Second, I was really only going in to work to offer moral support for the team doing a big update on our new Travel Health System. I designed and wrote the original prototype, but it's now been taken over by my young colleagues to bring into production. It would actually be hard for me to get involved even if I wanted to now. I don't understand how it all works any more. And that is just great!
I took the train in but had the mountain bike sitting in the office, so when a dull start to the day turned into a bright evening, I decided to take a leisurely ride back along the canal and over the moor. The clouds cleared to leave almost clear skies by the time I got home, but, despite wearing a good few layers, I got really chilled on the trail past the trig point over to the twelve apostles and the Cow and Calf. I don't think it was really that cold, but after a week of summer weather it felt bitter. It took a good hour for my hands to come back to life once in the house.
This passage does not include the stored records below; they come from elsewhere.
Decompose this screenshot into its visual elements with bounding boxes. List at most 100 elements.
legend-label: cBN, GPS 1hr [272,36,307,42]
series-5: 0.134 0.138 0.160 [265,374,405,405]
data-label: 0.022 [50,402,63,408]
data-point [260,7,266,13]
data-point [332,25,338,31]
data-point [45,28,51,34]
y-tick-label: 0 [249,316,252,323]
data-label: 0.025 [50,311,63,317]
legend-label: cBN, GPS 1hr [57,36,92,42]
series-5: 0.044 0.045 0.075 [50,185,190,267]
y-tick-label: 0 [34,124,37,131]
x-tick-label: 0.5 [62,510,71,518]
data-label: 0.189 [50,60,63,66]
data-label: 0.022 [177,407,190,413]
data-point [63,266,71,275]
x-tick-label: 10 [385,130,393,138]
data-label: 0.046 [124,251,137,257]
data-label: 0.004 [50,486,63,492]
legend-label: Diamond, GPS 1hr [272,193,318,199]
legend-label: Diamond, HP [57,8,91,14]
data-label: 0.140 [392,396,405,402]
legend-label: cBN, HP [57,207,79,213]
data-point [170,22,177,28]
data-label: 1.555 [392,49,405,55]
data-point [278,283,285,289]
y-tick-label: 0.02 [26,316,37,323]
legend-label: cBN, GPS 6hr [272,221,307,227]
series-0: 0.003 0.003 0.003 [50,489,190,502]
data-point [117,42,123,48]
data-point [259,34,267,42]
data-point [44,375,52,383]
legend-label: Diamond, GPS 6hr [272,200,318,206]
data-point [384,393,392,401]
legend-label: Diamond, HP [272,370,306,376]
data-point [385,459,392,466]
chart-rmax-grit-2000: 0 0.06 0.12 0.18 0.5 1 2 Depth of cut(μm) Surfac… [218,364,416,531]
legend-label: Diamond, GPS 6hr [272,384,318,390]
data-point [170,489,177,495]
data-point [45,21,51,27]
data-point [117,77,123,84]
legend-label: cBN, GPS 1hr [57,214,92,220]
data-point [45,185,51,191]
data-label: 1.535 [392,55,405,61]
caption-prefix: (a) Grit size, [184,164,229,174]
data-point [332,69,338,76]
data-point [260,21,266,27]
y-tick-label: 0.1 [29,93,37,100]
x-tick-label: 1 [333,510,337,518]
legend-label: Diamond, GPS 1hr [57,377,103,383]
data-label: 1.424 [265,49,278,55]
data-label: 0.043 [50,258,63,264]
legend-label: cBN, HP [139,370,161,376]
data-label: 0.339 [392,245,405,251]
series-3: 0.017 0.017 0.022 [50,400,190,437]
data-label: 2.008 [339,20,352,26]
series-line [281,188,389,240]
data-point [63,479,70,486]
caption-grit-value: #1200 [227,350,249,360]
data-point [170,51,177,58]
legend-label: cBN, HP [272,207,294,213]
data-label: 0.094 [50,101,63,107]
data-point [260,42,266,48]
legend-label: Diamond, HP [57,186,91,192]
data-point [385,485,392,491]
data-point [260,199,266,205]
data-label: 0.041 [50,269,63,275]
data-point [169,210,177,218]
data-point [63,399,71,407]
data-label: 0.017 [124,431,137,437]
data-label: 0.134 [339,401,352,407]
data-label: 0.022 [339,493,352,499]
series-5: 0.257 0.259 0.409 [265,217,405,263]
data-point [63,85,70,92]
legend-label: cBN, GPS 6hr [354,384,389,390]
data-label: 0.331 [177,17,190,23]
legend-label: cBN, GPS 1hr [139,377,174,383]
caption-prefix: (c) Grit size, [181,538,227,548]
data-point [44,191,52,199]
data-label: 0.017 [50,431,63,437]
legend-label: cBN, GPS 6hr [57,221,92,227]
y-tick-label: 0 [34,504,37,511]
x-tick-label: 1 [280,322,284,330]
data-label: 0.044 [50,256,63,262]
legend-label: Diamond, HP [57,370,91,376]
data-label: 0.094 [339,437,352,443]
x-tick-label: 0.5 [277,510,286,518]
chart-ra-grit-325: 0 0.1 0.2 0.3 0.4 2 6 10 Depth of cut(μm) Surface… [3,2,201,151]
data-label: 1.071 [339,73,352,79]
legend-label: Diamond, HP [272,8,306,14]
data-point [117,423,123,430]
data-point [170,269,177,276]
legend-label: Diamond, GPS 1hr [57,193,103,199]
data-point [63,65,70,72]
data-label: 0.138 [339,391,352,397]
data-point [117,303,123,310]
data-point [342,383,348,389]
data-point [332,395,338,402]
This blip is of Cowper's Cross, quite a famous landmark on the moor, standing near the top of the old Keighley Gate Road. I've taken quite a few shots of this over the last year, but never in quite such dramatic light. These are not all the original stones because it's suffered a bit of damage over the years, and it seems likely that it's become Christianised relatively recently from a very much older boundary stone. The precise history may be vague, but what is certainly clear is that it marks a route across the moor which had been used for many centuries. This is a spot which has had a presence in the minds of local people for possibly a thousand years or more. I feel that when I run or cycle past here, which I must have done hundreds of times by now. Its blipping is somewhat overdue as it's a rather special place for me.